I measure the three main baseball categories (batting, pitching, and fielding) by comparing the number of bases gained or allowed in each category to the number of outs produced by that category. Base to Out ratio is highly correlated with the number of runs produced.
For batting, the number of bases gained includes bases gained by walks and hit batsmen, as well as bases stolen. The number of outs produced excludes outs produced by sacrifice bunts. For pitching, the number of bases allowed includes 4 bases for each home run and one base for every walk or hit batsmen. No other bases are charged to the pitcher, because he has minimal control over every other kind of base production. Similarly, the pitcher is only credited with producing outs that come from strikeouts. Every other kind of base allowed by the defense and out produced by the defense is attributed to fielding.
In 2011, the Brewers offense produced 0.718 bases for every out they made. That was outstanding. This season the offense is only producing 0.696 bases per out, but that’s pretty close and still pretty good.
In 2011, the Brewers defense (pitching plus fielding)allowed only 0.637 bases for every out produced. That was very good. In 2012 the Brewers are allowing 0.715 bases for every out, which is very bad, and which explains their diminished winning percentage. The extra bases allowed by the defense translates into extra runs for the opposition.
It’s the Fielding
The increase in bases allowed per outs made can be attributed entirely to the Brewers poor fielding. Believe it or not, by my standards the Brewer pitching is actually improved. In 2011 the pitchers were giving up 0.844 bases for every strikeout, this season they are only giving up 0.828 bases per strikeout.
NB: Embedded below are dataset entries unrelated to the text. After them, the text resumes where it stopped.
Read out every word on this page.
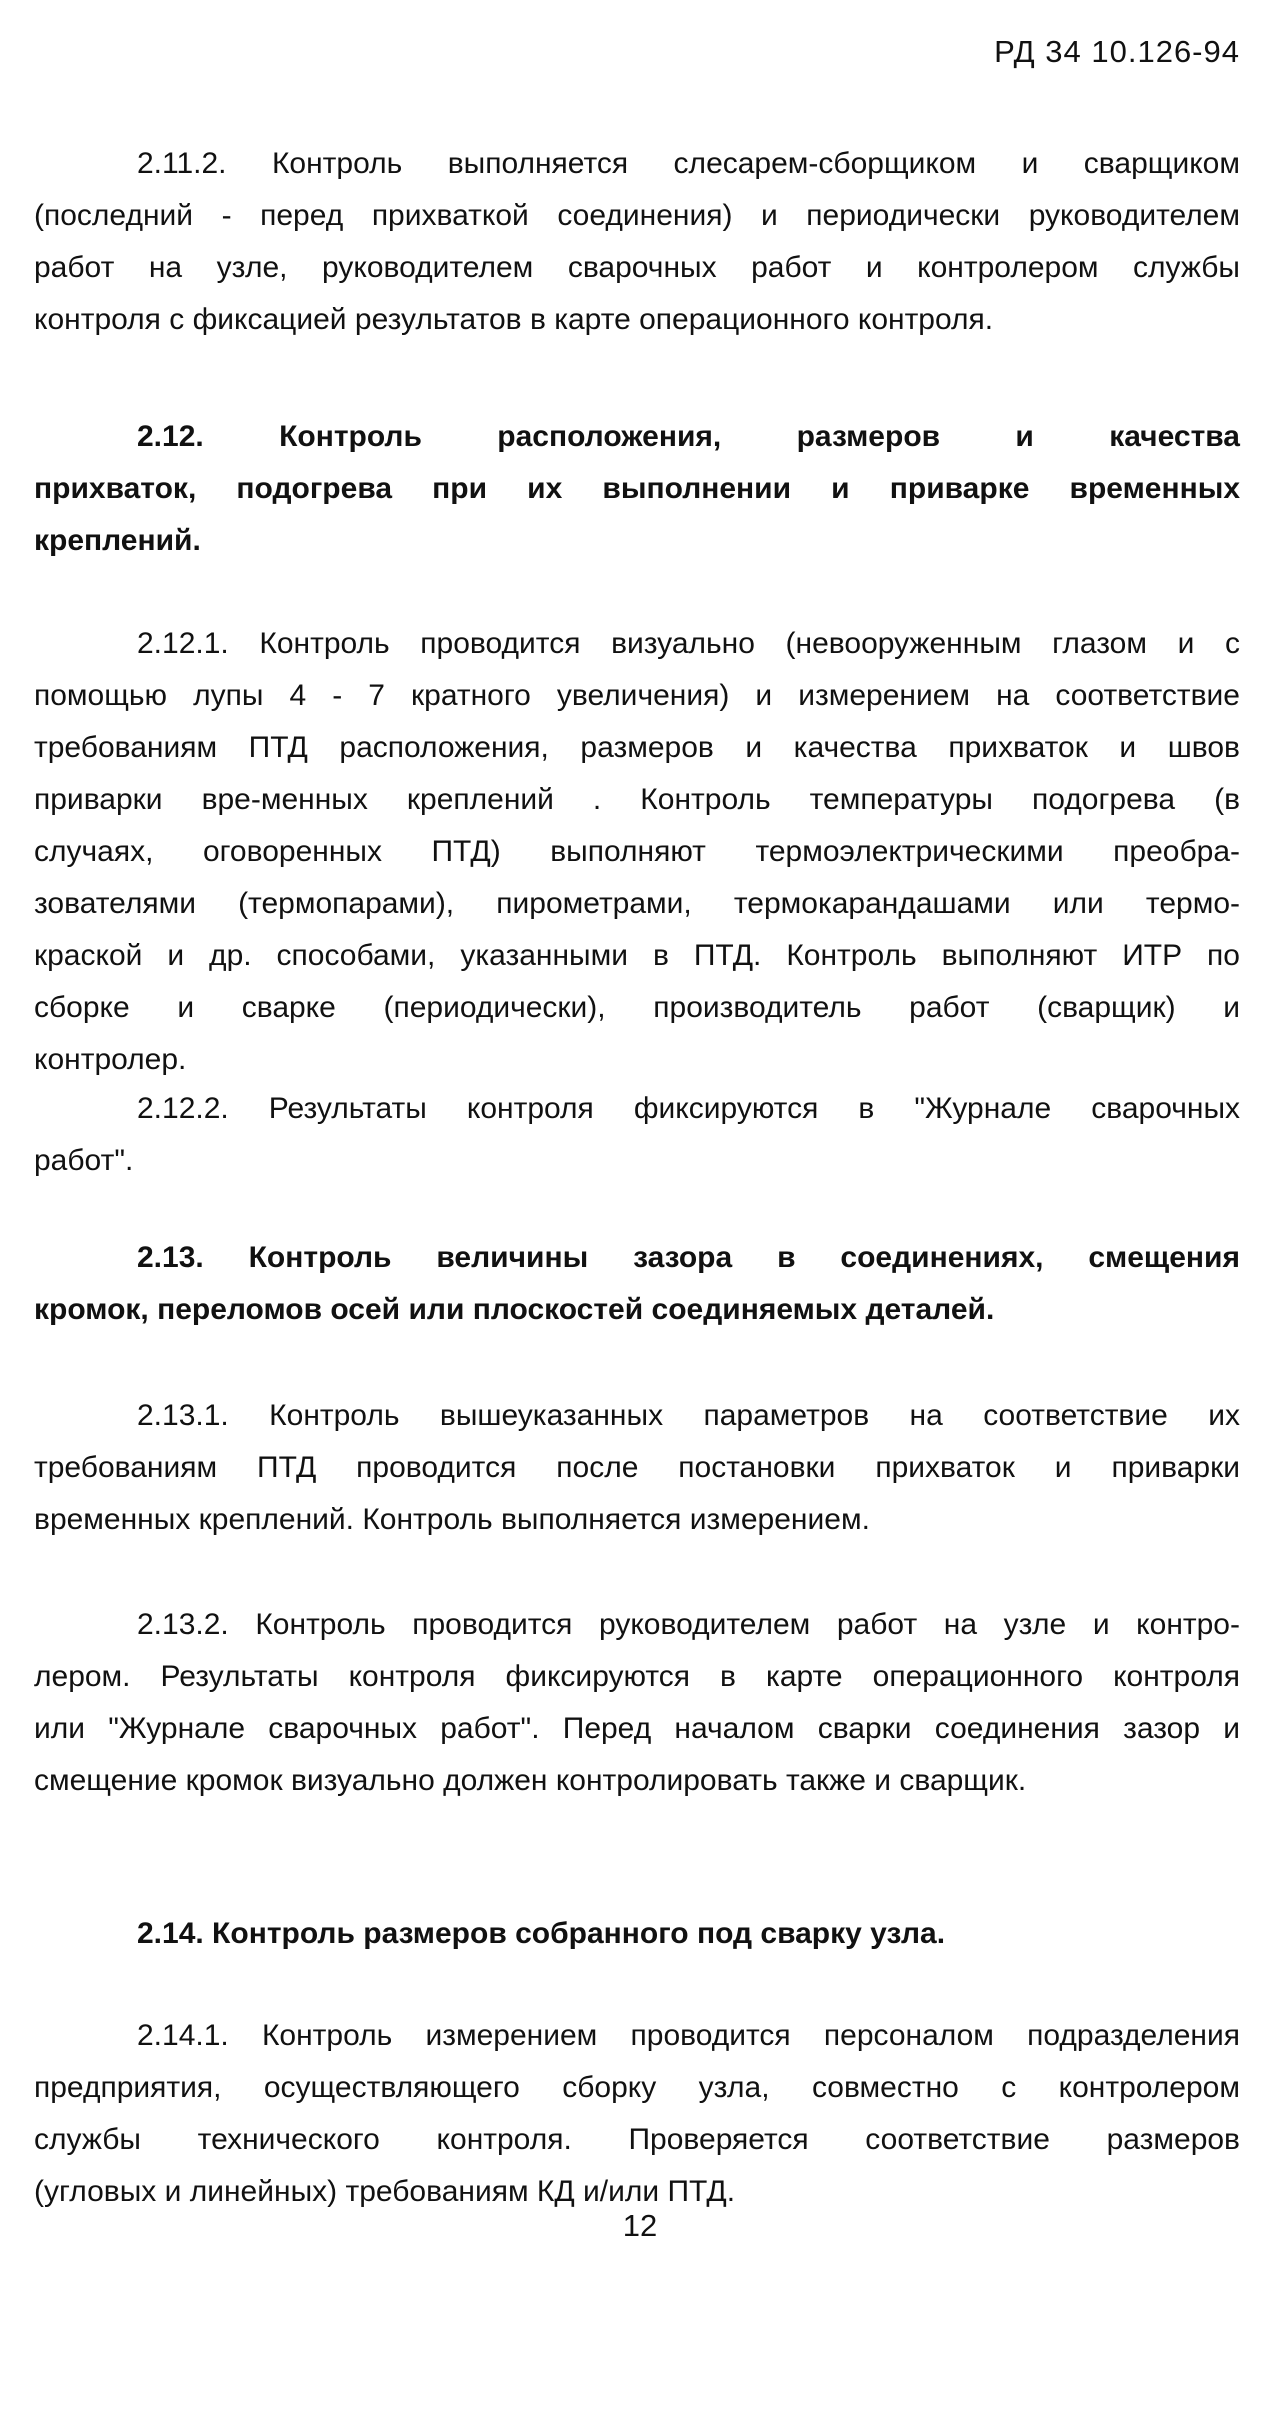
РД 34 10.126-94
2.11.2. Контроль выполняется слесарем-сборщиком и сварщиком
(последний - перед прихваткой соединения) и периодически руководителем
работ на узле, руководителем сварочных работ и контролером службы
контроля с фиксацией результатов в карте операционного контроля.
2.12. Контроль расположения, размеров и качества
прихваток, подогрева при их выполнении и приварке временных
креплений.
2.12.1. Контроль проводится визуально (невооруженным глазом и с
помощью лупы 4 - 7 кратного увеличения) и измерением на соответствие
требованиям ПТД расположения, размеров и качества прихваток и швов
приварки вре-менных креплений . Контроль температуры подогрева (в
случаях, оговоренных ПТД) выполняют термоэлектрическими преобра-
зователями (термопарами), пирометрами, термокарандашами или термо-
краской и др. способами, указанными в ПТД. Контроль выполняют ИТР по
сборке и сварке (периодически), производитель работ (сварщик) и
контролер.
2.12.2. Результаты контроля фиксируются в "Журнале сварочных
работ".
2.13. Контроль величины зазора в соединениях, смещения
кромок, переломов осей или плоскостей соединяемых деталей.
2.13.1. Контроль вышеуказанных параметров на соответствие их
требованиям ПТД проводится после постановки прихваток и приварки
временных креплений. Контроль выполняется измерением.
2.13.2. Контроль проводится руководителем работ на узле и контро-
лером. Результаты контроля фиксируются в карте операционного контроля
или "Журнале сварочных работ". Перед началом сварки соединения зазор и
смещение кромок визуально должен контролировать также и сварщик.
2.14. Контроль размеров собранного под сварку узла.
2.14.1. Контроль измерением проводится персоналом подразделения
предприятия, осуществляющего сборку узла, совместно с контролером
службы технического контроля. Проверяется соответствие размеров
(угловых и линейных) требованиям КД и/или ПТД.
12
But the fielding has been TERRIBLE. In 2011, the fielding was a very good 0.504 bases allowed to outs produced whereas in 2012 the average has increased to 0.661. That’s awful. In fact, it is the worst in the National League. And it is the reason why the Brewers are losing so many games despite their decent run production.
Who is to blame? A: Rickie Weeks (and others)
The problem with my fielding statistic is I cannot isolate blame. However, if we look at the defensive metrics provided by Fan Graphs, we get some insight.
The biggest defensive liability, per play, is Aoki. He is an incompetent outfielder. In gross terms, however, the problem is 2nd baseman Rickie Weeks. He just doesn’t make enough outs in the field. He hasn’t done so since he came up, and he is not getting better.
Other bad defenders include some surprising names: Corey Hart, Carlos Gomez, and Alex Gonzalez. Each of those players have produced strong defensive numbers in the past.
The great irony is Ryan Braun. At the beginning of his career, his defense was putrid. He is now one of the more solid defensive players in the Brewers starting 9.
Room for optimism
Here’s why I’m optimistic. Most of the “extra bases” have come from much poorer play in the outfield (if Weeks misses a play, its usually a single; when Aoki doesn’t catch the ball it usually means extra bases). If the team can shore up their outfield defense, they could turn this season around. And they have the talent. They just need some health.